During the Big Game program on Channel One, Putin’s spokesman Dmitry Peskov spoke about the possible consequences of the withdrawal of the United States from the Treaty on the Elimination of Intermediate-Range and Shorter-Range Missiles (INF).
“The thing is that the withdrawal from the INF Treaty may potentially entail the deployment of short-and medium-range missiles in Europe, as was during the Cold War. The deployment of those missiles there and the possibility of them being aimed at Russia would lead to a situation in which Russia will have to target its missiles at them to create parity,” TASS quoted Peskov as saying. According to the press secretary, this is exactly what Vladimir Putin meant at the press conference on December 20.

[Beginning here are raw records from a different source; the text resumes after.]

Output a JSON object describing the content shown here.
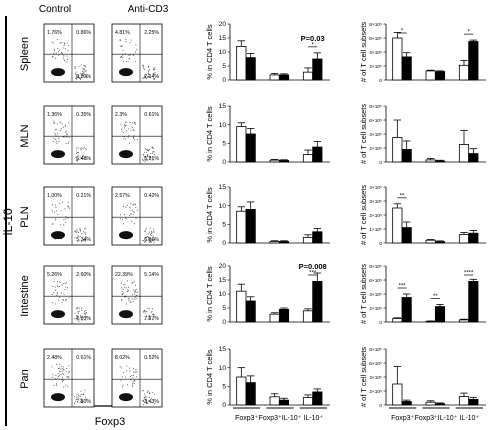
{
  "header": {
    "control": "Control",
    "treatment": "Anti-CD3"
  },
  "left_label": "IL-10",
  "bottom_label": "Foxp3",
  "tissues": [
    "Spleen",
    "MLN",
    "PLN",
    "Intestine",
    "Pan"
  ],
  "flow_quadrants": [
    {
      "control": [
        "1.76%",
        "0.86%",
        "0.80%"
      ],
      "treatment": [
        "4.81%",
        "2.25%",
        "7.14%"
      ]
    },
    {
      "control": [
        "1.36%",
        "0.35%",
        "6.48%"
      ],
      "treatment": [
        "2.3%",
        "0.61%",
        "5.21%"
      ]
    },
    {
      "control": [
        "1.00%",
        "0.21%",
        "5.34%"
      ],
      "treatment": [
        "2.57%",
        "0.42%",
        "6.86%"
      ]
    },
    {
      "control": [
        "5.26%",
        "2.60%",
        "7.83%"
      ],
      "treatment": [
        "22.39%",
        "5.14%",
        "7.17%"
      ]
    },
    {
      "control": [
        "2.48%",
        "0.61%",
        "7.80%"
      ],
      "treatment": [
        "8.02%",
        "0.52%",
        "3.43%"
      ]
    }
  ],
  "colors": {
    "control": "#ffffff",
    "treatment": "#000000",
    "dots": "#222222"
  },
  "chart_data": [
    {
      "type": "bar",
      "panel": "percent",
      "tissue": "Spleen",
      "ylabel": "% in CD4 T cells",
      "yticks": [
        "0",
        "5",
        "10",
        "15",
        "20"
      ],
      "ylim": [
        0,
        20
      ],
      "categories": [
        "Foxp3+",
        "Foxp3+IL-10+",
        "IL-10+"
      ],
      "series": [
        {
          "values": [
            12,
            1.8,
            2.8
          ],
          "errors": [
            2.0,
            0.5,
            1.5
          ]
        },
        {
          "values": [
            8,
            1.8,
            7.5
          ],
          "errors": [
            1.5,
            0.4,
            2.2
          ]
        }
      ],
      "annotations": [
        {
          "group": 2,
          "text": "P=0.03",
          "stars": "*"
        }
      ]
    },
    {
      "type": "bar",
      "panel": "percent",
      "tissue": "MLN",
      "ylabel": "% in CD4 T cells",
      "yticks": [
        "0",
        "5",
        "10",
        "15"
      ],
      "ylim": [
        0,
        15
      ],
      "categories": [
        "Foxp3+",
        "Foxp3+IL-10+",
        "IL-10+"
      ],
      "series": [
        {
          "values": [
            9.5,
            0.5,
            2.0
          ],
          "errors": [
            1.0,
            0.2,
            1.2
          ]
        },
        {
          "values": [
            7.5,
            0.4,
            4.0
          ],
          "errors": [
            1.5,
            0.2,
            1.5
          ]
        }
      ],
      "annotations": []
    },
    {
      "type": "bar",
      "panel": "percent",
      "tissue": "PLN",
      "ylabel": "% in CD4 T cells",
      "yticks": [
        "0",
        "5",
        "10",
        "15"
      ],
      "ylim": [
        0,
        15
      ],
      "categories": [
        "Foxp3+",
        "Foxp3+IL-10+",
        "IL-10+"
      ],
      "series": [
        {
          "values": [
            8.5,
            0.4,
            1.5
          ],
          "errors": [
            1.2,
            0.2,
            0.7
          ]
        },
        {
          "values": [
            9,
            0.4,
            3.0
          ],
          "errors": [
            2.0,
            0.2,
            0.9
          ]
        }
      ],
      "annotations": []
    },
    {
      "type": "bar",
      "panel": "percent",
      "tissue": "Intestine",
      "ylabel": "% in CD4 T cells",
      "yticks": [
        "0",
        "5",
        "10",
        "15",
        "20"
      ],
      "ylim": [
        0,
        20
      ],
      "categories": [
        "Foxp3+",
        "Foxp3+IL-10+",
        "IL-10+"
      ],
      "series": [
        {
          "values": [
            11,
            2.8,
            4.0
          ],
          "errors": [
            2.5,
            0.5,
            0.7
          ]
        },
        {
          "values": [
            7.5,
            4.5,
            14.5
          ],
          "errors": [
            1.5,
            0.5,
            3.0
          ]
        }
      ],
      "annotations": [
        {
          "group": 2,
          "text": "P=0.008",
          "stars": "***"
        }
      ]
    },
    {
      "type": "bar",
      "panel": "percent",
      "tissue": "Pan",
      "ylabel": "% in CD4 T cells",
      "yticks": [
        "0",
        "5",
        "10",
        "15"
      ],
      "ylim": [
        0,
        15
      ],
      "categories": [
        "Foxp3+",
        "Foxp3+IL-10+",
        "IL-10+"
      ],
      "series": [
        {
          "values": [
            7.5,
            2.2,
            2.0
          ],
          "errors": [
            2.5,
            0.8,
            0.7
          ]
        },
        {
          "values": [
            6.0,
            1.3,
            3.5
          ],
          "errors": [
            1.8,
            0.5,
            0.8
          ]
        }
      ],
      "annotations": []
    },
    {
      "type": "bar",
      "panel": "count",
      "tissue": "Spleen",
      "ylabel": "# of T cell subsets",
      "yticks": [
        "0",
        "2×10⁶",
        "4×10⁶",
        "6×10⁶",
        "8×10⁶"
      ],
      "ylim": [
        0,
        8000000
      ],
      "categories": [
        "Foxp3+",
        "Foxp3+IL-10+",
        "IL-10+"
      ],
      "series": [
        {
          "values": [
            6000000,
            1300000,
            2100000
          ],
          "errors": [
            800000,
            100000,
            700000
          ]
        },
        {
          "values": [
            3300000,
            1200000,
            5500000
          ],
          "errors": [
            600000,
            100000,
            200000
          ]
        }
      ],
      "annotations": [
        {
          "group": 0,
          "stars": "*"
        },
        {
          "group": 2,
          "stars": "*"
        }
      ]
    },
    {
      "type": "bar",
      "panel": "count",
      "tissue": "MLN",
      "ylabel": "# of T cell subsets",
      "yticks": [
        "0",
        "2×10⁶",
        "4×10⁶",
        "6×10⁶",
        "8×10⁶"
      ],
      "ylim": [
        0,
        8000000
      ],
      "categories": [
        "Foxp3+",
        "Foxp3+IL-10+",
        "IL-10+"
      ],
      "series": [
        {
          "values": [
            3500000,
            300000,
            2500000
          ],
          "errors": [
            2500000,
            200000,
            2000000
          ]
        },
        {
          "values": [
            1800000,
            150000,
            1200000
          ],
          "errors": [
            1200000,
            100000,
            700000
          ]
        }
      ],
      "annotations": []
    },
    {
      "type": "bar",
      "panel": "count",
      "tissue": "PLN",
      "ylabel": "# of T cell subsets",
      "yticks": [
        "0",
        "1×10⁶",
        "2×10⁶",
        "3×10⁶",
        "4×10⁶"
      ],
      "ylim": [
        0,
        4000000
      ],
      "categories": [
        "Foxp3+",
        "Foxp3+IL-10+",
        "IL-10+"
      ],
      "series": [
        {
          "values": [
            2500000,
            200000,
            600000
          ],
          "errors": [
            300000,
            50000,
            150000
          ]
        },
        {
          "values": [
            1100000,
            100000,
            700000
          ],
          "errors": [
            400000,
            50000,
            200000
          ]
        }
      ],
      "annotations": [
        {
          "group": 0,
          "stars": "**"
        }
      ]
    },
    {
      "type": "bar",
      "panel": "count",
      "tissue": "Intestine",
      "ylabel": "# of T cell subsets",
      "yticks": [
        "0",
        "2×10⁶",
        "4×10⁶",
        "6×10⁶",
        "8×10⁶"
      ],
      "ylim": [
        0,
        8000000
      ],
      "categories": [
        "Foxp3+",
        "Foxp3+IL-10+",
        "IL-10+"
      ],
      "series": [
        {
          "values": [
            500000,
            100000,
            300000
          ],
          "errors": [
            100000,
            50000,
            100000
          ]
        },
        {
          "values": [
            3500000,
            2200000,
            5800000
          ],
          "errors": [
            500000,
            300000,
            300000
          ]
        }
      ],
      "annotations": [
        {
          "group": 0,
          "stars": "***"
        },
        {
          "group": 1,
          "stars": "**"
        },
        {
          "group": 2,
          "stars": "****"
        }
      ]
    },
    {
      "type": "bar",
      "panel": "count",
      "tissue": "Pan",
      "ylabel": "# of T cell subsets",
      "yticks": [
        "0",
        "2×10⁶",
        "4×10⁶",
        "6×10⁶",
        "8×10⁶"
      ],
      "ylim": [
        0,
        8000000
      ],
      "categories": [
        "Foxp3+",
        "Foxp3+IL-10+",
        "IL-10+"
      ],
      "series": [
        {
          "values": [
            3000000,
            400000,
            1200000
          ],
          "errors": [
            2500000,
            200000,
            500000
          ]
        },
        {
          "values": [
            500000,
            200000,
            800000
          ],
          "errors": [
            200000,
            100000,
            300000
          ]
        }
      ],
      "annotations": []
    }
  ],
  "group_labels": [
    "Foxp3⁺",
    "Foxp3⁺IL-10⁺",
    "IL-10⁺"
  ]
}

At the press conference, Putin answered the question about the threat of nuclear war. Putin called the withdrawal of the United States from the INF Treaty a new attempt to start an arms race. At the same time, the president said that the Kremlin is not seeking any advantages for Russia. “We keep the balance and ensure our security,” he said.
On December 17, Sergei Karakaev, Commander of the Russian Strategic Missile Forces, said that the Russian military was considering the possible deployment of the US medium-range missiles in Europe. He said that, to respond to this situation, the Defense Ministry expects to receive up to 100 new types of weapons by 2018, including Yars stationary and mobile missile systems.
In October 2018, US President Donald Trump spoke about his intention to withdraw from the INF Treaty signed by Mikhail Gorbachev and Ronald Reagan in 1987. Washington states that this decision was due to the fact that Moscow develops missile systems that can launch a nuclear attack on European countries.
On December 4, US Secretary of State Mike Pompeo explained that the United States will stop following the provisions of the INF Treaty if Russia does not admit its violations and does not return to its obligations under the Treaty.